On Jan 2nd, Saudi Arabia executed 47 Shia dissidents including cleric Nimr al-Nimr. Rhetoric from Shia-dominated Iran flowed fast and furious within minutes, with protestors setting fire to the Saudi embassy in Tehran. In retaliation the Saudis severed diplomatic ties with Iran the following day.
Despite a year of weak prices, shale output has continued to ratchet up in the United States. That, plus a mix of trade and demographic shifts as well as a long-overdue strategic realignment in the aftermath of the Cold War and the Iraq war, is nudging the United States away from actively managing the Middle East.

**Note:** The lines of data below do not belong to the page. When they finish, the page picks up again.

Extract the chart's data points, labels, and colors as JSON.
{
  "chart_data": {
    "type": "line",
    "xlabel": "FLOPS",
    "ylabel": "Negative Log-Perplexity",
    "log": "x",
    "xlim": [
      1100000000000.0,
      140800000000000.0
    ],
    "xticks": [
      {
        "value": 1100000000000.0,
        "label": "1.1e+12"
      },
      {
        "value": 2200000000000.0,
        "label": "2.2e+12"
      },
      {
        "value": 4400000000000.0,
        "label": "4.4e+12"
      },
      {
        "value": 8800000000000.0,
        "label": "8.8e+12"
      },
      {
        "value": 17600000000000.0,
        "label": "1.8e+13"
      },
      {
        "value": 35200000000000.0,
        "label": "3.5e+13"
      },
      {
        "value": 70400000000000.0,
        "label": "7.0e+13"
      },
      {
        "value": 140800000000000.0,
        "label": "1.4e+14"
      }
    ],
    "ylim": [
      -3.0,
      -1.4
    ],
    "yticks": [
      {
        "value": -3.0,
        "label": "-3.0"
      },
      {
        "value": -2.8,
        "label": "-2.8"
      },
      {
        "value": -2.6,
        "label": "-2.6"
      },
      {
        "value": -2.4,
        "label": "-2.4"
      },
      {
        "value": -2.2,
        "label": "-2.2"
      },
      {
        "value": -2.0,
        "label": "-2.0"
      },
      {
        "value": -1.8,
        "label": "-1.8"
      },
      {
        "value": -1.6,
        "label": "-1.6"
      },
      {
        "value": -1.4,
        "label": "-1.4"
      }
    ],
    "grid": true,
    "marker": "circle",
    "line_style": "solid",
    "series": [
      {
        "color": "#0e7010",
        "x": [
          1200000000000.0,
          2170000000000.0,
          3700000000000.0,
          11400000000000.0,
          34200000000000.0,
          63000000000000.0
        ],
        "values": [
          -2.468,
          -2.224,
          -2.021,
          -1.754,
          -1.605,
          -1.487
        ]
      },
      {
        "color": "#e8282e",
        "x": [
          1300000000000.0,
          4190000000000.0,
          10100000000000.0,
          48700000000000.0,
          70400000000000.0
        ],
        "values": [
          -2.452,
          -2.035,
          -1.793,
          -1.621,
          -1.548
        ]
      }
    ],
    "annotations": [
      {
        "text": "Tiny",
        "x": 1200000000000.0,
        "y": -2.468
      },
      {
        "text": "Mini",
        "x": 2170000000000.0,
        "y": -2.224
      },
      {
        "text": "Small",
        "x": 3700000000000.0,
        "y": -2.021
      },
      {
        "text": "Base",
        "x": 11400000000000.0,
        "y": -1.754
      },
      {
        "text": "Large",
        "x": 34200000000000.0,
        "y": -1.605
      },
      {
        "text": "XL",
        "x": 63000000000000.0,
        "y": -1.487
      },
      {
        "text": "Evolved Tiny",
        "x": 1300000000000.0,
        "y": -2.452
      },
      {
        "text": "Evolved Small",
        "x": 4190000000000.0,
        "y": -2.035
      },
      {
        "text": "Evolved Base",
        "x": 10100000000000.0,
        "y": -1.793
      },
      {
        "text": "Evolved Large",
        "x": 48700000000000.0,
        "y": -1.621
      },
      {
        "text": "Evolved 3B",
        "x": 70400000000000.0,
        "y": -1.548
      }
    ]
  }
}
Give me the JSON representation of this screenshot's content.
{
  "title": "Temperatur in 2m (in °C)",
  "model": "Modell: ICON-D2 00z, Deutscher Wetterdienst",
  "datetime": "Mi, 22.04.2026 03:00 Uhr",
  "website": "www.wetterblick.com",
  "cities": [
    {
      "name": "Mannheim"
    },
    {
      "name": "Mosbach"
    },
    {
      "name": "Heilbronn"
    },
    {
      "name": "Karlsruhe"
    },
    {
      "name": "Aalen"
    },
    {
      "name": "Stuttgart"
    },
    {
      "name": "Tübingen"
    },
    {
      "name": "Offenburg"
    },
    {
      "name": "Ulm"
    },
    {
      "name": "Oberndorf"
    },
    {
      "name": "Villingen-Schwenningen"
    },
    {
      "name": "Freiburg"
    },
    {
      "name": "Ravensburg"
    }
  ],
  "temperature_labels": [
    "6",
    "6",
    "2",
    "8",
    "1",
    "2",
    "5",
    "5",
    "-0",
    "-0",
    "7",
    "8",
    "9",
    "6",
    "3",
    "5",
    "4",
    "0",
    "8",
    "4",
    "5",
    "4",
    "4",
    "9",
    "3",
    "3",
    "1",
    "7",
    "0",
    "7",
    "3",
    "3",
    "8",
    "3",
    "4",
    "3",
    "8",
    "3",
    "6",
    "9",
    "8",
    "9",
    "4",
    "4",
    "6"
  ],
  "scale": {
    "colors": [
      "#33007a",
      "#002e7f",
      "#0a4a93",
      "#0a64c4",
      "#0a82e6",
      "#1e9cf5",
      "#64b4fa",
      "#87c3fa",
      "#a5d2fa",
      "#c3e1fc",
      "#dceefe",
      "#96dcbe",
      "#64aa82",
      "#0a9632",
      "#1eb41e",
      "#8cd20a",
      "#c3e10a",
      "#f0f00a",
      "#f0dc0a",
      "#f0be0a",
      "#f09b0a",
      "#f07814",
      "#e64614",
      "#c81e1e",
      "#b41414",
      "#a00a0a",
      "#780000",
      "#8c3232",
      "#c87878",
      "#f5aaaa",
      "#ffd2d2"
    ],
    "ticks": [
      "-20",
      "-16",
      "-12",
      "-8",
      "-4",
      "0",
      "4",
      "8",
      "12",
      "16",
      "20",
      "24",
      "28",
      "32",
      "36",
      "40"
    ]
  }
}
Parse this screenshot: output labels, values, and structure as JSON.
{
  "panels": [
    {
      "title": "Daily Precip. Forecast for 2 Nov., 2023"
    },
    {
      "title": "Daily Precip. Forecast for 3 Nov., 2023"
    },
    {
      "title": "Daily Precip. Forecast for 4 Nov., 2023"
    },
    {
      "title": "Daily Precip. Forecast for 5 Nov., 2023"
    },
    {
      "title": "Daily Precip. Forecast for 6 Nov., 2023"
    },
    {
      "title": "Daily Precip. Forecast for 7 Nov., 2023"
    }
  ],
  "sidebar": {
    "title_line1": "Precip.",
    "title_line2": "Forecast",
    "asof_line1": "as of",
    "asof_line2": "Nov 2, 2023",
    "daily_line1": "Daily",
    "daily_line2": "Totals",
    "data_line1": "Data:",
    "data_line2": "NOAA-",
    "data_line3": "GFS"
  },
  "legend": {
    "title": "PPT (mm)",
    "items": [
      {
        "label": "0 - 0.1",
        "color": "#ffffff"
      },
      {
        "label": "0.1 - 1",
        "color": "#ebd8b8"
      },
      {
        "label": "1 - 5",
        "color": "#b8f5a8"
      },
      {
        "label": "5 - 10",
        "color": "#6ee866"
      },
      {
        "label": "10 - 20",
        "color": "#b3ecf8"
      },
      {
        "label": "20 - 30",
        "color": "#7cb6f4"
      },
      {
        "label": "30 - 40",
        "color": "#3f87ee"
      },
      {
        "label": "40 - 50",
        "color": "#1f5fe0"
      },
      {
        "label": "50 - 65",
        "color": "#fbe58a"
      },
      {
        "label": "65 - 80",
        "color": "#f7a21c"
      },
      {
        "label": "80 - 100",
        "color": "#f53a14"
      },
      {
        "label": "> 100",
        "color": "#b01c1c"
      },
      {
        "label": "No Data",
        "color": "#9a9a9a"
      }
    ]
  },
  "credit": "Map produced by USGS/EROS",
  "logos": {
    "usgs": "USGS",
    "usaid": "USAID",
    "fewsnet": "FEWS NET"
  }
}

Without the … calming effect of U.S. active involvement in the region, there is nothing to prevent Saudi and Iranian regional fears and ambitions from colliding. And so they are.
Saudi Arabia and Iran have now faced off on opposite sides in blood feuds in Syria, Lebanon, the Palestinian Territories, Yemen, and Afghanistan. Both have attempted to keep the conflict one of the cold or proxy variety.
The Persian Gulf
The execution of al-Nimr indicates that this at-arm’s-length strategy is now changing. Iran has long encouraged rebellion among the Saudis’ Shia minority in the country’s Eastern Province, with attempts to foment Shia unrest – like al-Nimr’s dissidence – as one of their chief tools.
Al-Nimr’s execution and the severing of relations indicate that the Saudis, at least, are ready for the conflict’s next stage. It’s unlikely that the rest of the world is: Eastern and Khuzestan, unfortunately, are home to the bulk of the two country’s oil production facilities.